/esvm

An erlang library for Support Vector Machine (SVM) classification and regression

Primary LanguageC++BSD 3-Clause "New" or "Revised" LicenseBSD-3-Clause

esvm

Build Status GitHub Hex.pm

A simple, easy-to-use, and efficient erlang library for Support Vector Machine (SVM) classification and regression based on libsvm. It solves C-SVM classification, nu-SVM classification, one-class-SVM, epsilon-SVM regression, and nu-SVM regression.

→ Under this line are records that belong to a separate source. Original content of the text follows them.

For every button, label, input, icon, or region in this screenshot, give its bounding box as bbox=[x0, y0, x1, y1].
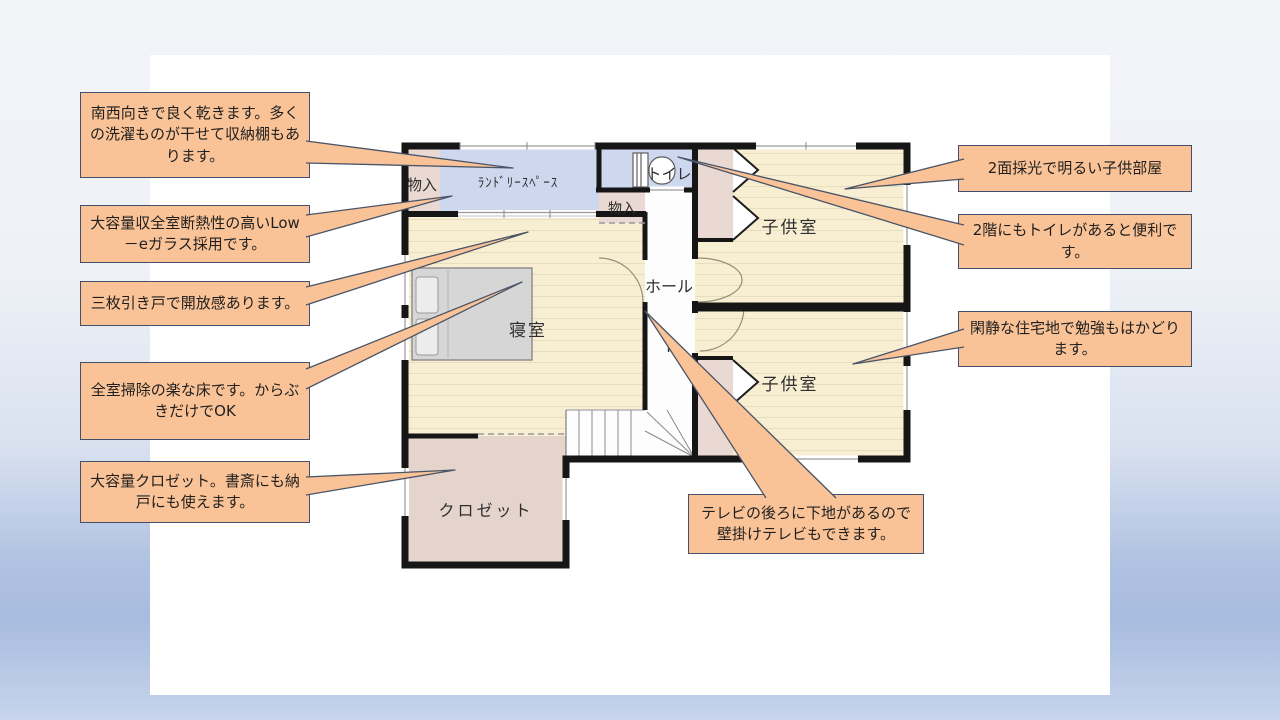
callout-closet-note: 大容量クロゼット。書斎にも納戸にも使えます。 bbox=[80, 461, 310, 523]
presentation-slide-page: { "slide": { "type": "floor-plan-present… bbox=[0, 0, 1280, 720]
callout-text: 全室掃除の楽な床です。からぶきだけでOK bbox=[89, 380, 301, 423]
callout-text: 大容量収全室断熱性の高いLow－eガラス採用です。 bbox=[89, 213, 301, 256]
room-label-hall: ホール bbox=[645, 277, 693, 296]
bed-icon bbox=[412, 268, 532, 360]
callout-text: 大容量クロゼット。書斎にも納戸にも使えます。 bbox=[89, 471, 301, 514]
room-label-kids-upper: 子供室 bbox=[762, 218, 819, 238]
room-label-storage2: 物入 bbox=[608, 201, 636, 217]
callout-text: 三枚引き戸で開放感あります。 bbox=[91, 293, 300, 314]
callout-toilet-note: 2階にもトイレがあると便利です。 bbox=[958, 214, 1192, 269]
callout-text: 南西向きで良く乾きます。多くの洗濯ものが干せて収納棚もあります。 bbox=[89, 103, 301, 167]
callout-lowe-glass-note: 大容量収全室断熱性の高いLow－eガラス採用です。 bbox=[80, 205, 310, 263]
room-label-laundry: ﾗﾝﾄﾞﾘｰｽﾍﾟｰｽ bbox=[478, 176, 559, 191]
sliding-door bbox=[458, 210, 596, 218]
north-label: N bbox=[666, 338, 677, 356]
toilet-door bbox=[650, 187, 684, 194]
callout-kids-light-note: 2面採光で明るい子供部屋 bbox=[958, 145, 1192, 192]
kids-closet-lower bbox=[695, 358, 733, 459]
room-hall bbox=[645, 190, 695, 462]
room-label-toilet: トイレ bbox=[646, 165, 691, 183]
callout-laundry-note: 南西向きで良く乾きます。多くの洗濯ものが干せて収納棚もあります。 bbox=[80, 92, 310, 178]
room-label-closet: クロゼット bbox=[438, 501, 533, 520]
callout-text: 閑静な住宅地で勉強もはかどります。 bbox=[967, 318, 1183, 361]
callout-tv-note: テレビの後ろに下地があるので壁掛けテレビもできます。 bbox=[688, 494, 924, 554]
callout-floor-note: 全室掃除の楽な床です。からぶきだけでOK bbox=[80, 362, 310, 440]
room-label-bedroom: 寝室 bbox=[509, 320, 547, 341]
kids-closet-upper bbox=[695, 146, 733, 240]
callout-text: 2面採光で明るい子供部屋 bbox=[988, 158, 1163, 179]
callout-sliding-door-note: 三枚引き戸で開放感あります。 bbox=[80, 281, 310, 326]
callout-text: テレビの後ろに下地があるので壁掛けテレビもできます。 bbox=[697, 503, 915, 546]
room-label-storage1: 物入 bbox=[407, 176, 437, 194]
callout-quiet-note: 閑静な住宅地で勉強もはかどります。 bbox=[958, 311, 1192, 367]
callout-text: 2階にもトイレがあると便利です。 bbox=[967, 220, 1183, 263]
room-label-kids-lower: 子供室 bbox=[762, 375, 819, 395]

The Support Vector Machine (SVM) is a widely recognized technique used for classifying large feature spaces reliably. It is a statistical model that employs machine learning approaches to capture complex relationships between variables. The primary principle underlying the Support Vector Machine revolves around distinguishing information between different classes by identifying an optimal hyperplane. This hyperplane is chosen to have the maximum margin or distance to the nearest training data points of any class, ensuring superior generalization capabilities.

This method offers several advantages. It exhibits remarkable performance in high-dimensional spaces and effectively manages memory usage by utilizing a subset of training points in its decision function. However, it may not be as efficient when the number of features exceeds the number of samples.

Quick start

Compile:

rebar3 compile

Create a model

% features should be a list with tuples where first element is the item class and the second one the feature vector.

Features = [
    {1, [1 ,3, 4, 5]},
    {0, [0 ,2, 4, 6]},
    {1, [0 ,2, 4, 6]}
],

FeaturesCount = length(Features),

{ok, Model} = esvm:model_create(Features, FeaturesCount, [
    {<<"svm_type">>, ?SVM_TYPE_C_SVC},
    {<<"kernel_type">>, ?KERNEL_TYPE_RBF}
]).

Available parameters you can tune when creating a model:

  • svm_type : One of SVM_TYPE_* from esvm.hrl. Default to SVM_TYPE_C_SVC.
  • kernel_type: One of KERNEL_TYPE_* from esvm.hrl. Default to KERNEL_TYPE_RBF.
  • degree: Set degree in kernel function (default 3).
  • gamma: Set gamma in kernel function (default to: 1/max feature length).
  • coef0: Set coef0 in kernel function (default 0).
  • cache_size: Set cache memory size in MB (default 100).
  • eps: Set tolerance of termination criterion (default 0.001).
  • C: set the parameter C (cost) of C-SVC, epsilon-SVR, and nu-SVR (default 1).
  • nu: set the parameter nu of nu-SVC, one-class SVM, and nu-SVR (default 0.5).
  • p: set the epsilon in loss function of epsilon-SVR (default 0.1).
  • shrinking: whether to use the shrinking heuristics, 0 or 1 (default 1).
  • probability: whether to train a model for probability estimates, 0 or 1 (default 0).

Save a model

true = esvm:model_save(Model, <<"path/file.model">>).

Load an existing model

{ok, Model} = esvm:model_load(<<"path/file.model">>).

Prediction

{ok, PredictedClass} = esvm:model_predict(Model, Feature).

Tests

Inside classification_test.erl from test folder you can find an example on how you can create a model that classify if a sms message is spam or not using SVM.

The data source used to train the model can be downloaded from here.

In order to run the tests execute rebar3 eunit from project root.